The flight was really uneventful. I had made similar so many times in my working life.

Stereotypical but also real
Stereotypical but also real

I had told my daughter that I usually fell asleep within minutes of take off, and the way I felt, that was likely again. She was not bothered. We got into our films as we enjoyed our in-flight snacks and then the dinner. “Oh, real plates, Daddy!” It was real food, too. I started chuckling a lot as I went on with the movie. I then went into full-scale laughter as I watched a second film, ‘A long way down‘, a black comedy about four would-be suicide attempts that coincide on a tower roof, and how they become friends. A wacky plot, but one that worked well.

Fatigue took over and I had to crash after that second film. I wanted my daughter to sleep too: it was a nine-hour flight, so plenty of sleep time was available. Most people had already put their heads down.

Refreshed, after a few hours sleep, we were heading into England. “You reddy fer brekfas’?” I was asked. I was. “We’ve got smoovies and fruit.” I asked about a full English breakfast. “You get dat on ‘e way back, but we ‘ave bacon sand’iches,” I heard. I could handle that. I told my daughter about places in London where you could go for a full breakfast in a market area, and have a few beers before heading off to work in The City. I used to love the Fox and Anchor’s offering.

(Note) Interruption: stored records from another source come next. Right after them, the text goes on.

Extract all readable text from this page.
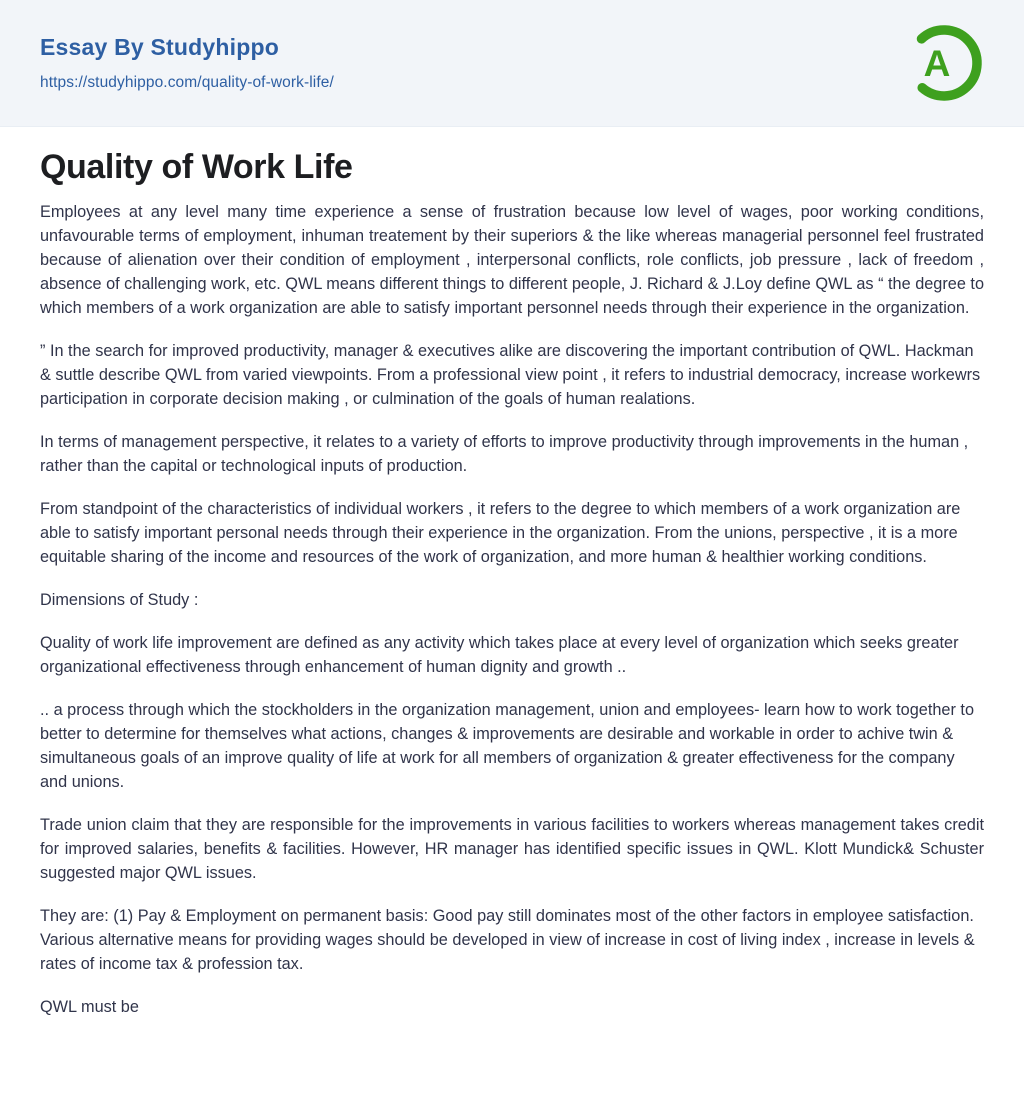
Essay By Studyhippo
https://studyhippo.com/quality-of-work-life/	A
Quality of Work Life

Employees at any level many time experience a sense of frustration because low level of wages, poor working conditions, unfavourable terms of employment, inhuman treatement by their superiors & the like whereas managerial personnel feel frustrated because of alienation over their condition of employment , interpersonal conflicts, role conflicts, job pressure , lack of freedom , absence of challenging work, etc. QWL means different things to different people, J. Richard & J.Loy define QWL as “ the degree to which members of a work organization are able to satisfy important personnel needs through their experience in the organization.

” In the search for improved productivity, manager & executives alike are discovering the important contribution of QWL. Hackman & suttle describe QWL from varied viewpoints. From a professional view point , it refers to industrial democracy, increase workewrs participation in corporate decision making , or culmination of the goals of human realations.

In terms of management perspective, it relates to a variety of efforts to improve productivity through improvements in the human , rather than the capital or technological inputs of production.

From standpoint of the characteristics of individual workers , it refers to the degree to which members of a work organization are able to satisfy important personal needs through their experience in the organization. From the unions, perspective , it is a more equitable sharing of the income and resources of the work of organization, and more human & healthier working conditions.

Dimensions of Study :

Quality of work life improvement are defined as any activity which takes place at every level of organization which seeks greater organizational effectiveness through enhancement of human dignity and growth ..

.. a process through which the stockholders in the organization management, union and employees- learn how to work together to better to determine for themselves what actions, changes & improvements are desirable and workable in order to achive twin & simultaneous goals of an improve quality of life at work for all members of organization & greater effectiveness for the company and unions.

Trade union claim that they are responsible for the improvements in various facilities to workers whereas management takes credit for improved salaries, benefits & facilities. However, HR manager has identified specific issues in QWL. Klott Mundick& Schuster suggested major QWL issues.

They are: (1) Pay & Employment on permanent basis: Good pay still dominates most of the other factors in employee satisfaction. Various alternative means for providing wages should be developed in view of increase in cost of living index , increase in levels & rates of income tax & profession tax.

QWL must be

Wrap yourself around that!
Wrap yourself around that at the Fox and Anchor!

I had already been given instructions by some Jamaicans who used to live in London that I should bring them back steak pies and eat fish and chips for them. I was looking forward to fulfilling my task. Or was it filling fully that I had to do?

Our tired bodies were glad to land and get out of the compressed atmosphere of the plane. We enjoyed the long walk to Immigration, to stretch our legs. We got through Immigration quickly and our bags arrived in no time. We needed to switch from Gatwick to Heathrow to continue to France. We negotiated the tickets and waited for the bus to arrive. We were surrounded by hordes of Spanish school children, and the sense of Europe was very present.

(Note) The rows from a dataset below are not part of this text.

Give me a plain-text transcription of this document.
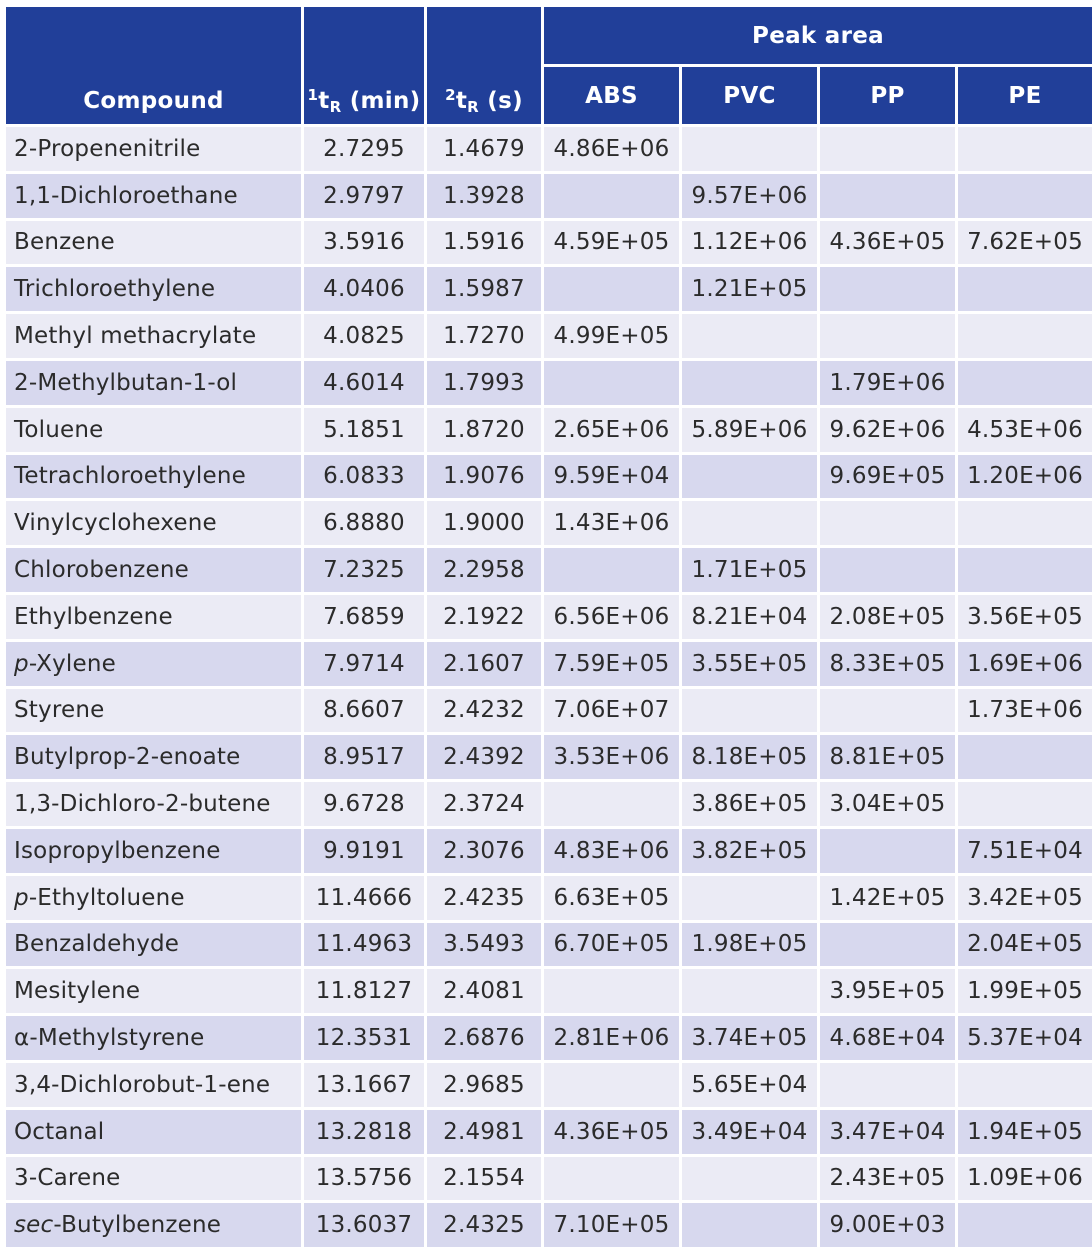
Compound	$^1t_R$ (min)	$^2t_R$ (s)	Peak area			
			ABS	PVC	PP	PE
2-Propenenitrile	2.7295	1.4679	4.86E+06			
1,1-Dichloroethane	2.9797	1.3928		9.57E+06		
Benzene	3.5916	1.5916	4.59E+05	1.12E+06	4.36E+05	7.62E+05
Trichloroethylene	4.0406	1.5987		1.21E+05		
Methyl methacrylate	4.0825	1.7270	4.99E+05			
2-Methylbutan-1-ol	4.6014	1.7993			1.79E+06	
Toluene	5.1851	1.8720	2.65E+06	5.89E+06	9.62E+06	4.53E+06
Tetrachloroethylene	6.0833	1.9076	9.59E+04		9.69E+05	1.20E+06
Vinylcyclohexene	6.8880	1.9000	1.43E+06			
Chlorobenzene	7.2325	2.2958		1.71E+05		
Ethylbenzene	7.6859	2.1922	6.56E+06	8.21E+04	2.08E+05	3.56E+05
p-Xylene	7.9714	2.1607	7.59E+05	3.55E+05	8.33E+05	1.69E+06
Styrene	8.6607	2.4232	7.06E+07			1.73E+06
Butylprop-2-enoate	8.9517	2.4392	3.53E+06	8.18E+05	8.81E+05	
1,3-Dichloro-2-butene	9.6728	2.3724		3.86E+05	3.04E+05	
Isopropylbenzene	9.9191	2.3076	4.83E+06	3.82E+05		7.51E+04
p-Ethyltoluene	11.4666	2.4235	6.63E+05		1.42E+05	3.42E+05
Benzaldehyde	11.4963	3.5493	6.70E+05	1.98E+05		2.04E+05
Mesitylene	11.8127	2.4081			3.95E+05	1.99E+05
α-Methylstyrene	12.3531	2.6876	2.81E+06	3.74E+05	4.68E+04	5.37E+04
3,4-Dichlorobut-1-ene	13.1667	2.9685		5.65E+04		
Octanal	13.2818	2.4981	4.36E+05	3.49E+04	3.47E+04	1.94E+05
3-Carene	13.5756	2.1554			2.43E+05	1.09E+06
sec-Butylbenzene	13.6037	2.4325	7.10E+05		9.00E+03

Our bus came and we had our bags loaded and took some of the front seats. My daughter wanted to get a full view of the ride. We both loved the rolling hills of the Surrey countryside, as we headed along the motorway (M23) near Gatwick. “I wish I could live in a farmhouse like that,” came a request. “May we live in England after Jamaica?” came the follow-up request. I love the English countryside and explained how many places have planted wild flowers near roadways to encourage bees and butterflies. I got no reply as my buddy had fallen asleep again. We rolled off the bus at Heathrow, and rechecked our luggage, and headed through security again. We could use ‘Fast Track’ and it was hi-tech: scan the boarding pass to get access, scan it again before loading the belt: ‘Thank you’ and a big smile appeared on the machine. My daughter wanted to scan again for another smile. We loaded the belt. One checker, wearing a turban, asked me about my two bottles of rum that I had bought in Kingston. “Vey carn go as ‘and luggig!” We then had a short discussion with his supervisor. Bottom line was that I needed to put the bottles into a bag and have it checked. Another checker escorted me back to check-in and my bag and ‘fragile’ contents were taken. (It seems that Jamaica has not complied with new rules on how liquids bought in duty-free should be packed for travel.) Crisis averted.

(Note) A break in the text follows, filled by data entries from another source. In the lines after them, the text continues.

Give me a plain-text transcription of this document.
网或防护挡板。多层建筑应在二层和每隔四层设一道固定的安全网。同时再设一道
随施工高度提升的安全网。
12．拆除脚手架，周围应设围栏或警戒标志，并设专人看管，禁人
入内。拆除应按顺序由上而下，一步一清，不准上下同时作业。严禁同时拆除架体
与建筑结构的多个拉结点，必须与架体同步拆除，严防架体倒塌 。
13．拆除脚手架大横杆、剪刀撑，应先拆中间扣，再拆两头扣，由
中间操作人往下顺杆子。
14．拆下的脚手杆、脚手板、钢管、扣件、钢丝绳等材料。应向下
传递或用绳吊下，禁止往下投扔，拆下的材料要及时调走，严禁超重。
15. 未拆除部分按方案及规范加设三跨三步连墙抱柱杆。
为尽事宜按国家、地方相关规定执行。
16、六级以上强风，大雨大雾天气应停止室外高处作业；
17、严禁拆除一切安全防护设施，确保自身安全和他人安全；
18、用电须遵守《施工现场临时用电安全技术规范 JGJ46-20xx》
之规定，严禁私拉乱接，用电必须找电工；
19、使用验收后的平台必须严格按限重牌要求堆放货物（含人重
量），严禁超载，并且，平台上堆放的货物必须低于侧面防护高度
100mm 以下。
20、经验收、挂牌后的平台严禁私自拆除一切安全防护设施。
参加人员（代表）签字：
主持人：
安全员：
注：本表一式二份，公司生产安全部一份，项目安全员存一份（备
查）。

We were ready for a long lay over before heading on to France. My daughter saw a lady offering samples of Cadbury’s chocolates and we had to have some. I asked the lady if she remembered how suggested the Flake adverts had been. She did.  We left it there.

So, here we are. In Europe. My daughter loves the grey, cool weather: “I wont sweat here!” The sky is cloudy and it’s windy.  It’s almost summer, after all.

Europeans and Caribbean people are about as far apart as any two groups. You can tell how people think by what gets reported and how in the newspapers. Suffice to say that the front page of The Times has news about an embattled government minister, a picture of Prince George and his mother, and the Chinese PM’s mission to London to show Britain the ‘real China’. The back page is all about England’s World Cup match against Uruguay. Strangely, no stories about ‘gay thugs’ or supposed shortage of IV fluids.